Although there was statistically significant heterogeneity among study results, the relation between obesity and risk of liver cancer was consistent. Differences in the relative risk estimates were largely in the magnitude rather than the direction of the association. All but 1 out of the 14 relative risk estimates for the association between obesity and liver cancer were above one (ranging from 1.44 to 3.76), and 12 of these estimates were statistically significant.
A potential limitation of this meta-analysis is that individual studies may have failed to control for potential known or unknown confounders. The most important risk factors for the development of liver cancer are chronic infections with hepatitis B virus and hepatitis C virus. Heavy, long-term alcohol consumption is also a risk factor (Yu and Yuan, 2004). None of the studies adjusted for hepatitis B or C virus infections, and only three (Calle et al, 2003; Kuriyama et al, 2005; Oh et al, 2005) controlled for alcohol intake. It is unlikely, however, that these risk factors are strongly related to body weight and entirely explain the observed relationship between excess body weight and liver cancer risk. Another limitation is that we could not examine whether the association between excess body weight and liver cancer was modified by hepatitis virus infections and alcohol intake because the studies included in this meta-analysis did not provide results stratified by these factors.

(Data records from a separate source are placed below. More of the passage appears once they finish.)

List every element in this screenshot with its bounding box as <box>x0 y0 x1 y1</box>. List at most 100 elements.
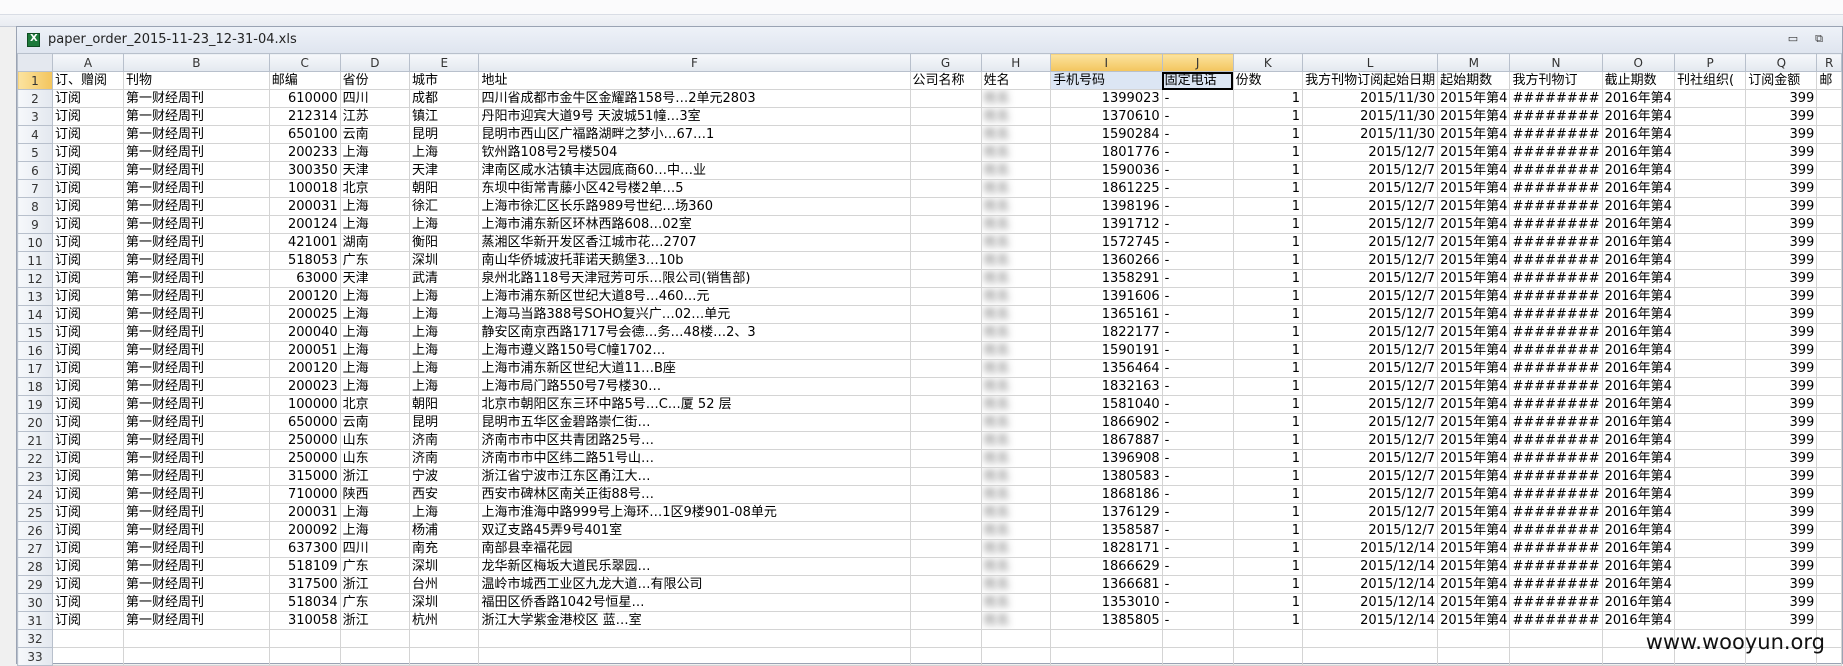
header-cell[interactable]: 起始期数 <box>1437 71 1511 90</box>
table-cell[interactable]: 399 <box>1745 251 1818 270</box>
table-cell[interactable]: 315000 <box>268 467 341 486</box>
table-cell[interactable]: 第一财经周刊 <box>123 305 270 324</box>
table-cell[interactable]: 上海 <box>339 377 411 396</box>
table-cell[interactable] <box>909 197 982 216</box>
table-cell[interactable]: 姓名 <box>980 449 1051 468</box>
table-cell[interactable]: 1385805 <box>1049 611 1163 630</box>
table-cell[interactable] <box>1816 539 1842 558</box>
table-cell[interactable]: 200120 <box>268 287 341 306</box>
table-cell[interactable]: 1 <box>1232 611 1304 630</box>
table-cell[interactable] <box>1302 647 1439 666</box>
table-cell[interactable] <box>1673 575 1747 594</box>
table-cell[interactable]: 300350 <box>268 161 341 180</box>
table-cell[interactable]: 第一财经周刊 <box>123 503 270 522</box>
table-cell[interactable]: - <box>1161 503 1234 522</box>
table-cell[interactable]: ######## <box>1509 503 1603 522</box>
table-cell[interactable]: ######## <box>1509 575 1603 594</box>
table-cell[interactable]: 上海 <box>409 143 480 162</box>
table-cell[interactable]: ######## <box>1509 269 1603 288</box>
table-cell[interactable] <box>1673 89 1747 108</box>
table-cell[interactable]: 东坝中街常青藤小区42号楼2单…5 <box>478 179 911 198</box>
table-cell[interactable]: 399 <box>1745 611 1818 630</box>
table-cell[interactable]: 2015年第4 <box>1437 431 1511 450</box>
table-cell[interactable] <box>409 629 480 648</box>
table-cell[interactable]: 订阅 <box>51 449 125 468</box>
table-cell[interactable]: 1380583 <box>1049 467 1163 486</box>
table-cell[interactable]: 济南 <box>409 449 480 468</box>
table-cell[interactable]: 1 <box>1232 107 1304 126</box>
table-cell[interactable]: 天津 <box>339 161 411 180</box>
table-cell[interactable]: 订阅 <box>51 431 125 450</box>
table-cell[interactable]: 2015年第4 <box>1437 413 1511 432</box>
table-cell[interactable]: - <box>1161 179 1234 198</box>
table-cell[interactable] <box>1673 503 1747 522</box>
minimize-window-icon[interactable]: ▭ <box>1786 32 1800 46</box>
table-cell[interactable]: 浙江大学紫金港校区 蓝…室 <box>478 611 911 630</box>
table-cell[interactable]: 1828171 <box>1049 539 1163 558</box>
table-cell[interactable] <box>909 611 982 630</box>
table-cell[interactable]: ######## <box>1509 143 1603 162</box>
table-cell[interactable]: 上海市浦东新区世纪大道8号…460…元 <box>478 287 911 306</box>
table-cell[interactable]: 第一财经周刊 <box>123 485 270 504</box>
table-cell[interactable]: 订阅 <box>51 233 125 252</box>
table-cell[interactable]: 1 <box>1232 503 1304 522</box>
row-header[interactable]: 6 <box>17 161 53 180</box>
table-cell[interactable]: 第一财经周刊 <box>123 359 270 378</box>
table-cell[interactable]: - <box>1161 521 1234 540</box>
table-cell[interactable]: 399 <box>1745 323 1818 342</box>
table-cell[interactable]: 200233 <box>268 143 341 162</box>
table-cell[interactable]: 姓名 <box>980 341 1051 360</box>
table-cell[interactable]: 第一财经周刊 <box>123 287 270 306</box>
table-cell[interactable]: 2016年第4 <box>1601 269 1675 288</box>
table-cell[interactable] <box>51 647 125 666</box>
table-cell[interactable]: - <box>1161 323 1234 342</box>
table-cell[interactable]: 2016年第4 <box>1601 305 1675 324</box>
table-cell[interactable] <box>909 359 982 378</box>
table-cell[interactable] <box>1673 107 1747 126</box>
table-cell[interactable] <box>1816 395 1842 414</box>
table-cell[interactable]: - <box>1161 125 1234 144</box>
table-cell[interactable]: 2015/12/7 <box>1302 305 1439 324</box>
table-cell[interactable]: 1590036 <box>1049 161 1163 180</box>
table-cell[interactable]: 1 <box>1232 89 1304 108</box>
table-cell[interactable]: 上海市遵义路150号C幢1702… <box>478 341 911 360</box>
table-cell[interactable]: 1366681 <box>1049 575 1163 594</box>
table-cell[interactable]: 399 <box>1745 305 1818 324</box>
table-cell[interactable] <box>1673 305 1747 324</box>
table-cell[interactable]: 200051 <box>268 341 341 360</box>
table-cell[interactable] <box>1673 521 1747 540</box>
table-cell[interactable]: 姓名 <box>980 413 1051 432</box>
row-header[interactable]: 21 <box>17 431 53 450</box>
table-cell[interactable]: 第一财经周刊 <box>123 557 270 576</box>
table-cell[interactable]: 深圳 <box>409 593 480 612</box>
table-cell[interactable]: 上海市徐汇区长乐路989号世纪…场360 <box>478 197 911 216</box>
table-cell[interactable]: 姓名 <box>980 89 1051 108</box>
table-cell[interactable] <box>1673 179 1747 198</box>
table-cell[interactable]: 2015/12/7 <box>1302 359 1439 378</box>
table-cell[interactable]: 浙江 <box>339 467 411 486</box>
table-cell[interactable]: 399 <box>1745 125 1818 144</box>
table-cell[interactable] <box>909 575 982 594</box>
table-cell[interactable]: 四川 <box>339 89 411 108</box>
table-cell[interactable]: 2015/11/30 <box>1302 107 1439 126</box>
table-cell[interactable]: 2015/12/7 <box>1302 287 1439 306</box>
table-cell[interactable]: 1861225 <box>1049 179 1163 198</box>
table-cell[interactable]: 100000 <box>268 395 341 414</box>
row-header[interactable]: 32 <box>17 629 53 648</box>
table-cell[interactable]: 2016年第4 <box>1601 89 1675 108</box>
table-cell[interactable]: ######## <box>1509 539 1603 558</box>
table-cell[interactable]: 1581040 <box>1049 395 1163 414</box>
table-cell[interactable]: 2015/12/7 <box>1302 467 1439 486</box>
table-cell[interactable]: 第一财经周刊 <box>123 89 270 108</box>
table-cell[interactable]: - <box>1161 557 1234 576</box>
table-cell[interactable]: 2015年第4 <box>1437 89 1511 108</box>
table-cell[interactable]: 2015年第4 <box>1437 485 1511 504</box>
table-cell[interactable] <box>1816 467 1842 486</box>
table-cell[interactable]: 399 <box>1745 197 1818 216</box>
table-cell[interactable] <box>909 449 982 468</box>
table-cell[interactable]: 2016年第4 <box>1601 377 1675 396</box>
table-cell[interactable]: 南山华侨城波托菲诺天鹅堡3…10b <box>478 251 911 270</box>
table-cell[interactable]: 2016年第4 <box>1601 575 1675 594</box>
table-cell[interactable]: 2015/12/7 <box>1302 143 1439 162</box>
table-cell[interactable]: ######## <box>1509 413 1603 432</box>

As this meta-analysis was based on published studies, possible publication bias could have affected the results. However, neither funnel plots nor formal statistical tests showed evidence for publication bias.
The observed increased risk of liver cancer associated with excess body weight may be mediated through the development of non-alcoholic fatty liver disease (NAFLD), a chronic liver disease that occurs in non-drinkers. NAFLD is characterized by a spectrum of liver tissue changes, ranging from accumulation of fat in the liver to non-alcoholic steatohepatitis (NASH), cirrhosis, and liver cancer at the most extreme end of the spectrum. Up to 90% of obese individuals have some degree of fatty liver, and approximately 2530% have NASH (Neuschwander-Tetri and Caldwell, 2003).
In summary, this meta-analysis supports evidence of an increased risk of liver cancer among overweight and obese persons. These findings indicate that liver cancer may, in part, be prevented by maintaining a healthy body weight.
This work was supported by grants from the Swedish Cancer Society.